Le
mouvement des « gilets jaunes »
est saturé de symboles, de dualités contradictoires, de clivages et de ruptures :
Le gilet jaune symbolise d’abord une contrainte réglementaire du code
de la route dans une situation de danger. Ainsi ce choix emblématique renvoie immédiatement
à la confrontation entre la sphère de la vie matérielle, la vulnérabilité du
vivant, et la sphère de la rationalité administrative. Transposé dans le cas
présent : un péril macrocosmique, le dérèglement climatique, et une
réponse réglementaire.
Par ailleurs, au cœur du
conflit, il y a l’essence c’est-à-dire l’essentiel, ce à quoi il ne faut pas
toucher. En l’occurrence, il y a conflit entre deux valeurs cardinales :
la préservation de la biosphère, ou celle de l’automobile, envisagée comme condition
nécessaire de l’autonomie individuelle, la liberté de déplacement, mais aussi comme
une servitude, sans alternative, du fait de l’éloignement entre les lieux de
vie et les lieux de travail et d’approvisionnement.
Le
mouvement des gilets jaunes, c’est aussi
et surtout deux logiques diamétralement opposées.
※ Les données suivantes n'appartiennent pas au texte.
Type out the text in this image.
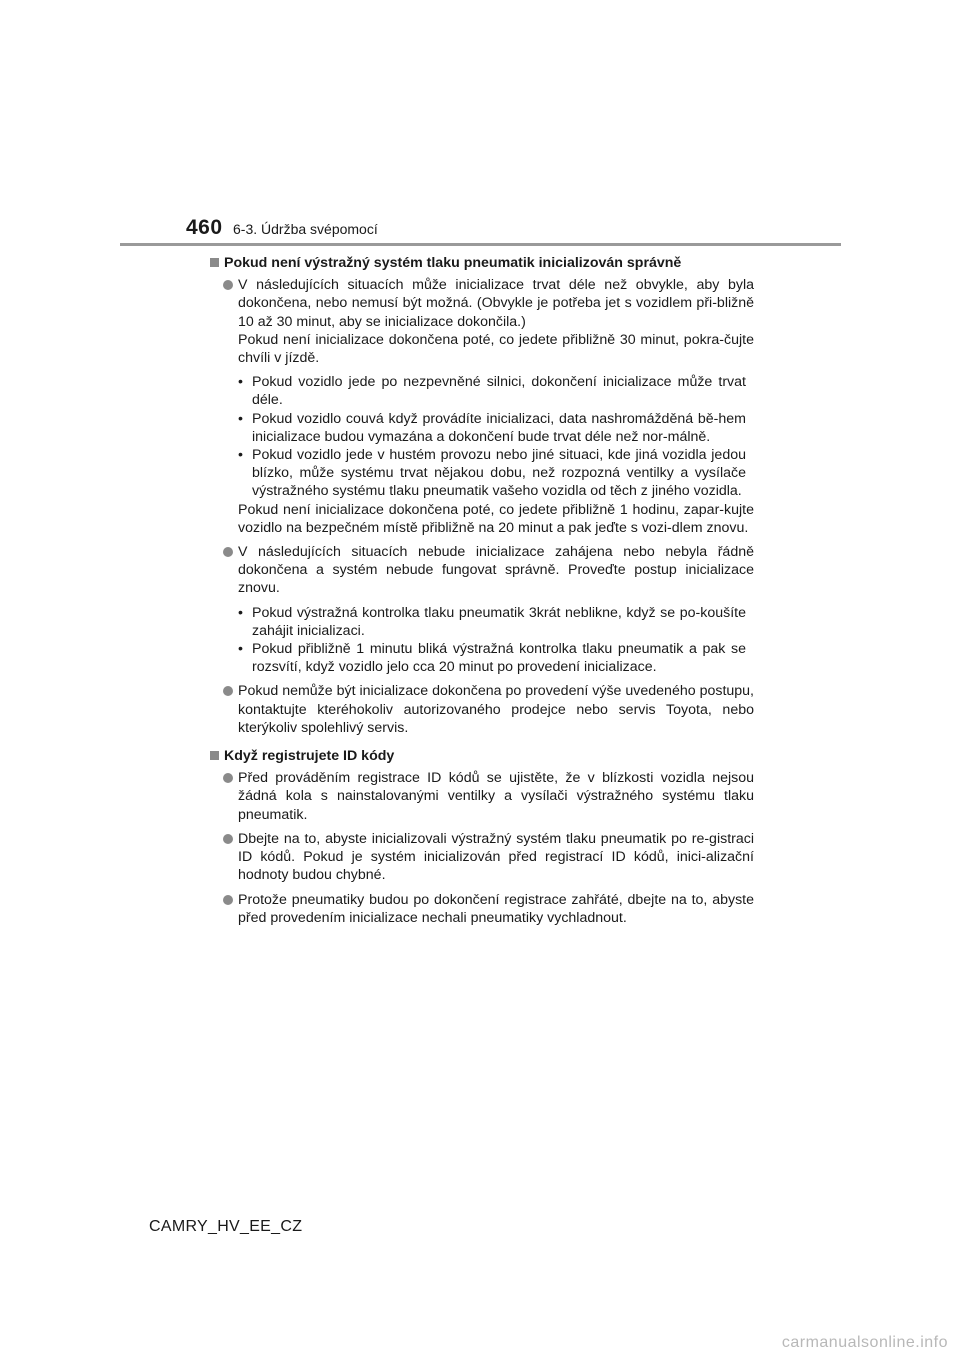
460 6-3. Údržba svépomocí
Pokud není výstražný systém tlaku pneumatik inicializován správně

V následujících situacích může inicializace trvat déle než obvykle, aby byla dokončena, nebo nemusí být možná. (Obvykle je potřeba jet s vozidlem při-bližně 10 až 30 minut, aby se inicializace dokončila.)

Pokud není inicializace dokončena poté, co jedete přibližně 30 minut, pokra-čujte chvíli v jízdě.

• Pokud vozidlo jede po nezpevněné silnici, dokončení inicializace může trvat déle.
• Pokud vozidlo couvá když provádíte inicializaci, data nashromážděná bě-hem inicializace budou vymazána a dokončení bude trvat déle než nor-málně.
• Pokud vozidlo jede v hustém provozu nebo jiné situaci, kde jiná vozidla jedou blízko, může systému trvat nějakou dobu, než rozpozná ventilky a vysílače výstražného systému tlaku pneumatik vašeho vozidla od těch z jiného vozidla.

Pokud není inicializace dokončena poté, co jedete přibližně 1 hodinu, zapar-kujte vozidlo na bezpečném místě přibližně na 20 minut a pak jeďte s vozi-dlem znovu.

V následujících situacích nebude inicializace zahájena nebo nebyla řádně dokončena a systém nebude fungovat správně. Proveďte postup inicializace znovu.

• Pokud výstražná kontrolka tlaku pneumatik 3krát neblikne, když se po-koušíte zahájit inicializaci.
• Pokud přibližně 1 minutu bliká výstražná kontrolka tlaku pneumatik a pak se rozsvítí, když vozidlo jelo cca 20 minut po provedení inicializace.

Pokud nemůže být inicializace dokončena po provedení výše uvedeného postupu, kontaktujte kteréhokoliv autorizovaného prodejce nebo servis Toyota, nebo kterýkoliv spolehlivý servis.

Když registrujete ID kódy

Před prováděním registrace ID kódů se ujistěte, že v blízkosti vozidla nejsou žádná kola s nainstalovanými ventilky a vysílači výstražného systému tlaku pneumatik.

Dbejte na to, abyste inicializovali výstražný systém tlaku pneumatik po re-gistraci ID kódů. Pokud je systém inicializován před registrací ID kódů, inici-alizační hodnoty budou chybné.

Protože pneumatiky budou po dokončení registrace zahřáté, dbejte na to, abyste před provedením inicializace nechali pneumatiky vychladnout.

CAMRY_HV_EE_CZ
carmanualsonline.info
D’une part, celle,
technocratique, de la haute administration qui a intronisé M. Macron Monarque
républicain, et qui tient de fait les rênes du pouvoir. C’est la froide
rationalité calculatrice : un peu de taxes par ici, un petit chèque de
compensation par là, un zeste de pédagogie pour faire avaler la pilule, et hop,
le problème est réglé. D’autre part, celle, existentielle, de ceux qui rament
pour joindre les deux bouts, qui subissent l’ubris fiscale des taxes qui s’accumulent,
et qui ont l’impression de plus en plus tenace que l’effort fiscal, quelle
qu’en soit la finalité, n’est pas équitablement réparti.
Les
gilets jaunes symbolisent enfin les
clivages qui fissurent notre société : clivage entre Paris et la province,
les zones rurales ou périurbaines et les grandes métropoles, les élites
surdiplômées, compétitives, et les classes laborieuses exposées aux alea de la
machine économique, les bobos parisiens et les ploucs, les Deschiens, juste
bons pour être sondés en période électorale.
Il y a une longue histoire
française de révoltes fiscales, qui, des jacqueries paysannes jusqu’à la
Révolution française, ont ébranlé un pouvoir central perçu comme lointain,
arbitraire, inique. Jeu de mot éclairant : les « Gilles et John ». Les Gilles,
ce sont les niais de la comédie burlesque, les idiots du village gaulois, John c’est le roi polyglotte, high-tech,
cosmopolite, urbain, émancipé de l’assignation à un territoire ou une identité.
Les gilets jaunes sont le signe
précurseur d’une défiance profonde vis-à-vis de la classe politique : M.
Macron a été élu sur une base électorale de moins de 17% du corps politique,
complétée par ceux qui ont voté contre Mme Lepen. « En même temps »
un mouvement profond de rejet des élites politico-administratives en place a
produit les Trump, Bolsonaro, Salvini et autre Orban. Le rejet du populisme
nationaliste ou le rejet des élites mondialisées ? Rendez-vous dans trois
ans pour cette gigantomachie politique.